Local presence dialing enables the cold caller to be in Oregon while you live in Austin.  You don’t know anyone in Oregon so you would not accept a call from a 503 area code.  So, the call is not from 503, it is from 512.

512, that Austin area code, from an unfamiliar number, could be from the dog rescue with a call about the animal you saved on the highway.  Of course you take the call. 

Aha!

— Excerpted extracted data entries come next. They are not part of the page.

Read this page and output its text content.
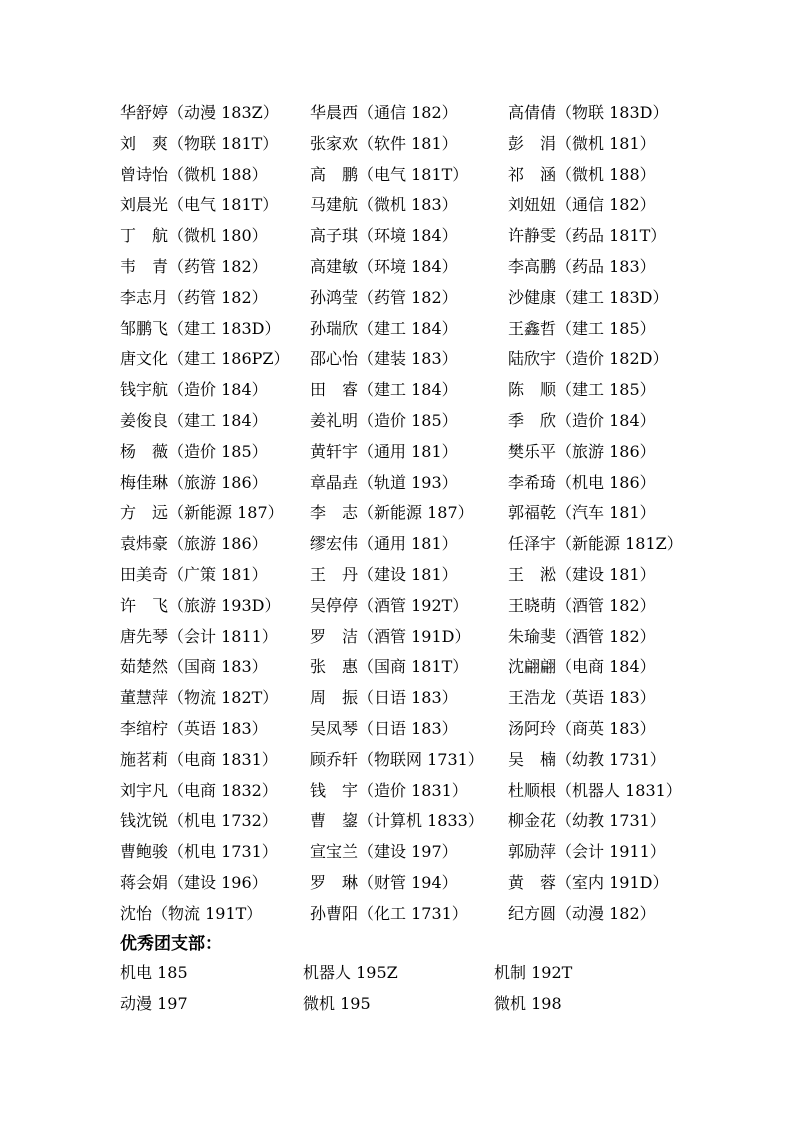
华舒婷（动漫 183Z） 华晨西（通信 182）	高倩倩（物联 183D）
刘　爽（物联 181T） 张家欢（软件 181）	彭　涓（微机 181）
曾诗怡（微机 188）	高　鹏（电气 181T） 祁　涵（微机 188）
刘晨光（电气 181T） 马建航（微机 183）	刘妞妞（通信 182）
丁　航（微机 180）	高子琪（环境 184）	许静雯（药品 181T）
韦　青（药管 182）	高建敏（环境 184）	李高鹏（药品 183）
李志月（药管 182）	孙鸿莹（药管 182）	沙健康（建工 183D）
邹鹏飞（建工 183D） 孙瑞欣（建工 184）	王鑫哲（建工 185）
唐文化（建工 186PZ） 邵心怡（建装 183）	陆欣宇（造价 182D）
钱宇航（造价 184）	田　睿（建工 184）	陈　顺（建工 185）
姜俊良（建工 184）	姜礼明（造价 185）	季　欣（造价 184）
杨　薇（造价 185）	黄轩宇（通用 181）	樊乐平（旅游 186）
梅佳琳（旅游 186）	章晶垚（轨道 193）	李希琦（机电 186）
方　远（新能源 187） 李　志（新能源 187） 郭福乾（汽车 181）
袁炜豪（旅游 186）	缪宏伟（通用 181）	任泽宇（新能源 181Z）
田美奇（广策 181）	王　丹（建设 181）	王　淞（建设 181）
许　飞（旅游 193D） 吴停停（酒管 192T） 王晓萌（酒管 182）
唐先琴（会计 1811） 罗　洁（酒管 191D） 朱瑜斐（酒管 182）
茹楚然（国商 183）	张　惠（国商 181T） 沈翩翩（电商 184）
董慧萍（物流 182T） 周　振（日语 183）	王浩龙（英语 183）
李绾柠（英语 183）	吴凤琴（日语 183）	汤阿玲（商英 183）
施茗莉（电商 1831） 顾乔轩（物联网 1731） 吴　楠（幼教 1731）
刘宇凡（电商 1832） 钱　宇（造价 1831）	杜顺根（机器人 1831）
钱沈锐（机电 1732） 曹　鋆（计算机 1833） 柳金花（幼教 1731）
曹鲍骏（机电 1731） 宣宝兰（建设 197）	郭励萍（会计 1911）
蒋会娟（建设 196）	罗　琳（财管 194）	黄　蓉（室内 191D）
沈怡（物流 191T）	孙曹阳（化工 1731）	纪方圆（动漫 182）
优秀团支部：
机电 185	机器人 195Z	机制 192T
动漫 197	微机 195	微机 198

When you expect to hear the vet, you get Joe the Cold Caller with that pithy pitch:  “Hi (chirpy voice) I have some new ways for you to save millions of dollars…..”

CLICK as you hang up.  A moment later you move to BLOCK CALL.

Welcome to cold calling.  Instead of possibly making a customer, instead of generating interest, the prospect has just blocked your phone number forever.

Not to worry, a lot of the cold callers come from phone banks with an almost infinite array new numbers to harass you.  So off you go blocking call after call.

Cold calling is for losers.  It is. 

It only works for people who cannot craft a compelling message, that generates interest, curiosity, perhaps even a response.  Cold calling works on the premise that most humans have the very human tendency to not cut off someone with whom they just engaged, even though it was forced on them.

Joe the Cold Caller knows he or she can intrude on this person for that golden “15 seconds we have to hook them to a longer call.”  If they get a bit longer, because the recipient is just too generous to hang up, they become even more intrusive.

Cold calling is the porno of sales techniques.  It is loathed by both those receiving the call and almost as often by the poor person forced to make the call.

Here is a test:  If you could reach a customer in a different way, wouldn’t you do it?  If your answer is “yes” then you have just defined a cold call as a low end, desperate means of contacting.

Cold callers cannot get people to come to them. 

Often they are in businesses that people find from a pain in the neck to abhorrent with which to interact.  These include health insurance callers, headhunters, lead management types, transaction software reps and an army of equally undifferentiated product callers.

Joe the Cold Caller knows nobody is going to call, nobody is going to reach out so thus the heavy handed, interruptive call.

Cold calling is so abhorrent, Hollywood even makes movies about it.  They do not make movies about how to do it and how much fun it is, they make movies about how soul crushing it is and how it is the picture of the end of life for characters played by Jack Lemmon.

There are innumerable movies about boiler room operations where poor, loser types call strangers all day under immense pressure.  The pressure is not for offering great customer service, it is to get a sale, no matter the cost.

Ben Affleck and Giovanni Ribisi played different characters in The Boiler Room where Ribisi’s father was visibly ashamed his kid had to do this kind of work.  While Jack Lemon played the other end of this age group in Glengarry Glen Ross, the profile was the same – dead end, no real opportunity, screw the customer no matter the cost, sales, revenue, get on the board!

ABC!!! Always be closing!

The drama was about the toll taken on the caller’s humanity for having to make cold calls all day.

2020 is not 1975.

People do not want to be sold to by Joe the Cold Caller.

Joe the Cold Caller has that in common with the stripper.  Nobody wants their kid to have to do that kind of work.

For the stripper, while equally exploited, at least people do willingly come to see them.